Il 10.5.2024 si costituisce il Comune di Napoli che assume di aver notificato i tre accertamenti sottesi, non impugnati e, quindi, divenuti definitivi;
allega documentazione, chiede di confermare la legittimità del proprio operato ed accogliere parzialmente il ricorso, con compensazione delle spese di lite, ciò in seguito al discarico parziale disposto da Resistente_1.
Il 10.5.2024, a mezzo libero professionista, si costituisce Resistente_1 che rappresenta di aver operato una rettifica riducendo il valore della pretesa e chiede di essere tenuta esente da eventuali spese di giudizio:
Con memoria del 20.5.2024 il ricorrente contesta la legittimità della notifica a mezzo del servizio di poste private ed, inoltre, avrebbe già pagato a suo tempo il dovuto.

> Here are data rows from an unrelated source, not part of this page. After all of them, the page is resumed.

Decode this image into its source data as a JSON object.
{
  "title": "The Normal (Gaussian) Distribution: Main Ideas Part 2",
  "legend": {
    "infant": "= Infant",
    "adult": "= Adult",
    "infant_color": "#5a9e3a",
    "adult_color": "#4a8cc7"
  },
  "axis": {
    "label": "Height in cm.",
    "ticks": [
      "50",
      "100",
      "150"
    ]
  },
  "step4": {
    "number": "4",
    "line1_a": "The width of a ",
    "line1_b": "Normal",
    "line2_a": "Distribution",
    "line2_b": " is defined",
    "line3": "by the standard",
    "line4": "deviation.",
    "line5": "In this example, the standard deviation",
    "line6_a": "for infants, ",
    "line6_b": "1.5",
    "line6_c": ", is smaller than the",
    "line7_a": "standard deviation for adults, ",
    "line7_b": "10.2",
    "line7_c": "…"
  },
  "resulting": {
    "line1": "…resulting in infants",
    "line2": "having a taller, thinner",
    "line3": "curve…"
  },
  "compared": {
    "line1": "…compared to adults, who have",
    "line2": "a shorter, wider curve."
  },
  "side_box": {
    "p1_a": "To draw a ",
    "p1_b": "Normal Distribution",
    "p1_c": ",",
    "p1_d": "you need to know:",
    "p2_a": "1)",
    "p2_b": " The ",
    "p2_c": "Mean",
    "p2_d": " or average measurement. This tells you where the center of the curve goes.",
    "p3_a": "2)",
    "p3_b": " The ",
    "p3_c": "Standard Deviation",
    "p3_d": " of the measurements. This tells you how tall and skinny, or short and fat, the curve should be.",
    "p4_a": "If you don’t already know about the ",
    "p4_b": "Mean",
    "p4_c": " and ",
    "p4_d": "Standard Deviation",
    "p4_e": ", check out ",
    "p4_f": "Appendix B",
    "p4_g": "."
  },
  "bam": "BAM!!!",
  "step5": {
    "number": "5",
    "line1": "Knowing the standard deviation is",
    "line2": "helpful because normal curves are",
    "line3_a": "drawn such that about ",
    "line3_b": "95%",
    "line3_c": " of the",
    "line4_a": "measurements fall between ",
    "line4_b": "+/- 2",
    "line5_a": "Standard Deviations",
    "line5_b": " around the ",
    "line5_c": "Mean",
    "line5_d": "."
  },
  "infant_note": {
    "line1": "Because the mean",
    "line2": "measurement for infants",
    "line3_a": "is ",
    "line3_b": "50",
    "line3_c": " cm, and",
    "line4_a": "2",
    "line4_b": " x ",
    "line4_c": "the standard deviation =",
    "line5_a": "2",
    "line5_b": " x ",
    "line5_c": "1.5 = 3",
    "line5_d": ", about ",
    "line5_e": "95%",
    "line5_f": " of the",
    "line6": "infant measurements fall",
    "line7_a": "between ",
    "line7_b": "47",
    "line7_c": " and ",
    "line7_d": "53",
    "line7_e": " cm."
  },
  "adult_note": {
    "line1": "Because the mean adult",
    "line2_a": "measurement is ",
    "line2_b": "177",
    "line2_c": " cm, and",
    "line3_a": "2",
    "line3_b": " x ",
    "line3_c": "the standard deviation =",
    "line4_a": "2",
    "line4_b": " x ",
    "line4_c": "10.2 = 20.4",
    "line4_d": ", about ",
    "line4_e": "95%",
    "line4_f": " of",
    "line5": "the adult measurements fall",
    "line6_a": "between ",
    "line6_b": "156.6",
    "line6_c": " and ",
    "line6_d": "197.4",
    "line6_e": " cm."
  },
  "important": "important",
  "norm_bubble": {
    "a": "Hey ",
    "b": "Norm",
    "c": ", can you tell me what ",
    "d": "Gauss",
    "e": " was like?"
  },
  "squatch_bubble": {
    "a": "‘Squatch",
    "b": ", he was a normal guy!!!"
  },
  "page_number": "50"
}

Con memoria di replica del 28.5.2024 il Comune argomenta che già dal 2017 la normativa aveva abolito la riserva a favore di Banca_1; reitera la richiesta di accogliere parzialmente il ricorso in seguito al discarico di una parte effettuato e confermando quello di € 23.682,82 con compensazione delle spese di lite.
Con memoria del 3.10.2025 la difesa attorea insiste sulla illegittimità degli oneri di riscossione, degli interessi e dell'iscrizione ipotecaria per difetto della soglia di € 20.000,00; ancora, insiste sulla impossibilità per l'operatore di poste private “Banca_2” di notificare fuori comune, poi rappresenta che gli immobili provengono da successione mortis causa ed il Comune non ha prodotto l'accettazione di eredità; allega un prospetto con indicazione del dovuto ed insiste che nulla più sarebbe dovuto, pertanto insiste per l'accoglimento del ricorso.
Il 24.10.2025, trattata la causa come da verbale di udienza, il Collegio così decide.
MOTIVI DELLA DECISIONE
Il ricorso è parzialmente fondato.
L'eccezione riguardante l'impossibilità per “Banca_2” di notificare fuori comune è infondata poiché nella determina dirigenziale comunale n. K 1085/004 del 15.10.2021 è specificato che in relazione alle notifiche effettuate a soggetti residenti fuori dal territorio metropolitano, ovvero residenti in località insulari, la Società offerente intende fatturare il servizio secondo i listini ufficiali di Banca_1 in vigore.
La questione sulla mancata esibizione da parte del Comune dell'accettazione dell'eredità è palesemente infondata poiché sarebbe stato onere del ricorrente esibire un eventuale atto di rinuncia all'eredità.
Ancora, il ricorrente tenta di dimostrare l'integrale pagamento effettuato a suo tempo di quanto dovuto ma dall'esame degli F/24 in atti si rileva che alcuni sono inconferenti perché relativi a versamenti ad altri comuni, poi uno di € 4.653,00, a nome di Nominativo_1 e relativo al 2018, è stato effettuato il 17.1.2024, un altro a nome del ricorrente, di € 4.653,00 e sempre relativo al 2018, è stato pagato il 17.1.2024, quindi, entrambi dopo la notifica dell'atto impugnato.
Ad ogni modo, qualsiasi indagine sul merito è inibita in quanto i tre accertamenti sottesi risultano validamente notificati, ex art. 140 con invio della CAD poi restituita per compiuta giacenza, per cui la loro mancata impugnazione ha comportato la cristallizzazione del debito.
Comunque, preso atto che Resistente_1, con provvedimento di rettifica del 6.5.2024, avendo riconosciuto effettuati versamenti per il 33% dalla madre Nominativo_2, ha disposto il discarico di € 11.679,66 dalla originaria pretesa di € 35.362,82 e confermato il residuo pari ad € 23.682,82, il ricorso merita parziale accoglimento in ragione di € 11.679,66 e rigetto nel resto, infatti:
€ 35.362,48 (+) debito originario indicato nel preavviso di iscrizione ipotecaria;
€ 11.679,66 (-) importo annullato con provved. di Resistente_1 del 6.5.2024;
€ 23.682,82 (=) importo confermato e per il quale il ricorso è rigettato.
L'esito del giudizio è motivo di compensazione delle spese di lite anche per la fase cautelare.
P.Q.M.
1)Accoglie parzialmente il ricorso nei sensi di cui in motivazione.